A while back I did a fairly major upgrade. Because systems had to be down it had to be done overnight; not a big deal, it's a perfectly normal thing to do as a techie. My colleagues and I spent the thick end of 24 hours running through the process, and after almost bankrupting the data centre company with the sheer amount of their complimentary coffee that was consumed we were able to sit back and reflect on a job well done.

On the face of it, this was a successful process. We did a major change covering a lot of sites, and everything turned out as it should have.

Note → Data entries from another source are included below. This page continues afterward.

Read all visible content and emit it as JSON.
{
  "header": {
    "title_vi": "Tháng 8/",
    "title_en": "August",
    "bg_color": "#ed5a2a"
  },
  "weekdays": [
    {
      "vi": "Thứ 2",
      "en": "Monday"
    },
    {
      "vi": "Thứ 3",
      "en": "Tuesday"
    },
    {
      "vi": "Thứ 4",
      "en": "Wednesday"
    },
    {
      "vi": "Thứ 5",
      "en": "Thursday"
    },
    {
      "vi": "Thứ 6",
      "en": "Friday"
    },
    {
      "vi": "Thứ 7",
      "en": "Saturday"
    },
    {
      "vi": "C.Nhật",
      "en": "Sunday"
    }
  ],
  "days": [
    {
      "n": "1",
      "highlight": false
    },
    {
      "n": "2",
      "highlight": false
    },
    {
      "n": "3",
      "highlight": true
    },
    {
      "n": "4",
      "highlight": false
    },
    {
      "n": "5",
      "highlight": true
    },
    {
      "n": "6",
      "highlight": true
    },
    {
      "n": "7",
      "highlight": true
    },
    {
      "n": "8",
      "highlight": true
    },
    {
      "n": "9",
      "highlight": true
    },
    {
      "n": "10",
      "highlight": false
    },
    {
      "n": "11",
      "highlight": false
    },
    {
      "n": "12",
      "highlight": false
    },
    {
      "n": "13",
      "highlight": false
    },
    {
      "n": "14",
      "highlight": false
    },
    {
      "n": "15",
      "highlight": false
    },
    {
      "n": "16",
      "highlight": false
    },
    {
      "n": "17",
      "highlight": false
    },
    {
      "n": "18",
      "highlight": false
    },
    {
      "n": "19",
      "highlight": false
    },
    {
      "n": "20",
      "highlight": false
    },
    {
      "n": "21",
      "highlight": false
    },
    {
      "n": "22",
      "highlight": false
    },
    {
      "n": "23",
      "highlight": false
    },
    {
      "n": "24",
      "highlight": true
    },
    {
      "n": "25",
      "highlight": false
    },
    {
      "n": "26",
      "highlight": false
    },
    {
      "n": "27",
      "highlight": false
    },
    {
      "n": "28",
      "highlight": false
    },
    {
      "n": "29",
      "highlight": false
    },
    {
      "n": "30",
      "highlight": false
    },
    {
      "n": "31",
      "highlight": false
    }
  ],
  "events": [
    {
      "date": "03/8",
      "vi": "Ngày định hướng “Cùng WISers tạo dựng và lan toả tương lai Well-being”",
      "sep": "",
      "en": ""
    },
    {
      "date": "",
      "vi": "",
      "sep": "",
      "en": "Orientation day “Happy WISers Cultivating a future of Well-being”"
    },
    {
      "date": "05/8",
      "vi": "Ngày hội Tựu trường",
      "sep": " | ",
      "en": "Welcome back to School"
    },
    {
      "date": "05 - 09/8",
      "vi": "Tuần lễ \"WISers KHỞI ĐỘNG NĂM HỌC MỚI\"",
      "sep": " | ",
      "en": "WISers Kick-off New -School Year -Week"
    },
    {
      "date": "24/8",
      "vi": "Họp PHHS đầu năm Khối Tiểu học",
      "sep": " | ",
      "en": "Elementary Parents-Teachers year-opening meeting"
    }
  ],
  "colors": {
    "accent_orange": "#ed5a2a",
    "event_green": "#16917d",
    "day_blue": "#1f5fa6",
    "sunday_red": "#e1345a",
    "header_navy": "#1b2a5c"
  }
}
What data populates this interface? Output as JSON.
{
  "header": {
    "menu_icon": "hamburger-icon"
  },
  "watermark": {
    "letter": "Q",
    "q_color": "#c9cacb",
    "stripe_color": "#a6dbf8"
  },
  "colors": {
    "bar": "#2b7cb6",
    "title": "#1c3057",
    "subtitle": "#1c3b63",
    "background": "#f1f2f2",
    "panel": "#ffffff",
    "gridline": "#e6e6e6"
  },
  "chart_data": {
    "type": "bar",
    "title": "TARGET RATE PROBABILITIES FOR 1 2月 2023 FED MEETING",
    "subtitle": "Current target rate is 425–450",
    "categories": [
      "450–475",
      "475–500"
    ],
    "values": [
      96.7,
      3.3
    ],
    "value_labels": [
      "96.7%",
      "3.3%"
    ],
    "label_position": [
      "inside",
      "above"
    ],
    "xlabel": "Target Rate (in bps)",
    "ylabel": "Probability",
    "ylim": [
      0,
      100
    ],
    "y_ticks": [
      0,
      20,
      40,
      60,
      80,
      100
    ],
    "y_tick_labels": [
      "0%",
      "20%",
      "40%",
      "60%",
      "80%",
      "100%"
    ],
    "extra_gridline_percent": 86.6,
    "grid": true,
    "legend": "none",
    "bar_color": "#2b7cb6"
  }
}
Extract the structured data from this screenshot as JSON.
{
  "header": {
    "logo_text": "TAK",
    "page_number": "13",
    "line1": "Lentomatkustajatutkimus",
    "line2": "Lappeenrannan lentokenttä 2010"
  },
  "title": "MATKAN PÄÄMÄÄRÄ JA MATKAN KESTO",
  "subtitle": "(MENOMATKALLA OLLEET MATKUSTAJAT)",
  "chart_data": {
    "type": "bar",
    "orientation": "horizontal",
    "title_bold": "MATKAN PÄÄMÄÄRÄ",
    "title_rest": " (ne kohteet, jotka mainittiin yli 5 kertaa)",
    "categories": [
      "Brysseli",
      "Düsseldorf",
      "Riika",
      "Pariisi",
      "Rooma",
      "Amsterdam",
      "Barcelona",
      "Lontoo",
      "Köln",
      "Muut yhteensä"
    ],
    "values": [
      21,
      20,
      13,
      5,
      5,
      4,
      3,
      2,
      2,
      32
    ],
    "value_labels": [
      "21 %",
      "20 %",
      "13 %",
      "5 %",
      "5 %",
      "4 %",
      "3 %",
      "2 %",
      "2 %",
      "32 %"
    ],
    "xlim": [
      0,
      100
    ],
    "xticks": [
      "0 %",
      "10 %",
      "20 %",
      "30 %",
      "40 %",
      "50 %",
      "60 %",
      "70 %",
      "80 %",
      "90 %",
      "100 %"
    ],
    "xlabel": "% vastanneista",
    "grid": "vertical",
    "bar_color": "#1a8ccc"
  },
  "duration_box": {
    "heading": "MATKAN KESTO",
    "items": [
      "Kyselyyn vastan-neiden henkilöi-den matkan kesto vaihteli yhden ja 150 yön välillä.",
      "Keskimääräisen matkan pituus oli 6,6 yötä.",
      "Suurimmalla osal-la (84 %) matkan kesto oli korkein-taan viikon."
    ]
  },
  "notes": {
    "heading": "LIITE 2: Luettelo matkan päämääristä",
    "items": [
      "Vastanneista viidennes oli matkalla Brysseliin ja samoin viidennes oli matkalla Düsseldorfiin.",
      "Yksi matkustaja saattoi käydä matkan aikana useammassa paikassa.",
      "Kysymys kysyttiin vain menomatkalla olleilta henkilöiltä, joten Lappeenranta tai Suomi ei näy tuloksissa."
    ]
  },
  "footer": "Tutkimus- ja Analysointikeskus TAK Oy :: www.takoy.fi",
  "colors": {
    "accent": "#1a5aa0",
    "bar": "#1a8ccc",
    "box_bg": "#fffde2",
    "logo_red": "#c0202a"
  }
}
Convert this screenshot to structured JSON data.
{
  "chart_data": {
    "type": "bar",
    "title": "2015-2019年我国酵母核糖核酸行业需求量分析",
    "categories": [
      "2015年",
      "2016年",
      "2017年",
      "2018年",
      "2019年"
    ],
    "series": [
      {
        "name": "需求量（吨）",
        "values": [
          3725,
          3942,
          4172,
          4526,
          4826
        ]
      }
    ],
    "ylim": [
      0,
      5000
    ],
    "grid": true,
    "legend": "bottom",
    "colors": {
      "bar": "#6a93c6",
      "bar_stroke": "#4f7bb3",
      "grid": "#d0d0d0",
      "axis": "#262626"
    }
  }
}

One can't help thinking, though, whether the story would have been the same had we hit a big snag. One of the final parts of the process was to make a "go/no-go" decision - that is, to decide whether to leave the new service live or roll back to the old systems. As it was, the answer was "go". But if it had been "no-go", we'd have had to roll back to the old setup. Now, this would have been a significantly faster process than the deployment because of the ability to revert relatively quickly to the saved copies of previous settings. But it would have taken us some hours, on top of the knackering time we'd already spend in noisy, stressful surroundings.

Would we have been OK? Yes, I'm sure we would. Was it optimal? No, probably not. Next time I do this kind of exercise I'm going to allow more contingency in terms of having additional people on the ground, perhaps to do the less specialist tasks while the senior guys get some shut-eye.

The moral of the story: never assume that everything will go right. Sometimes it won't, and you need to be sure to be ready.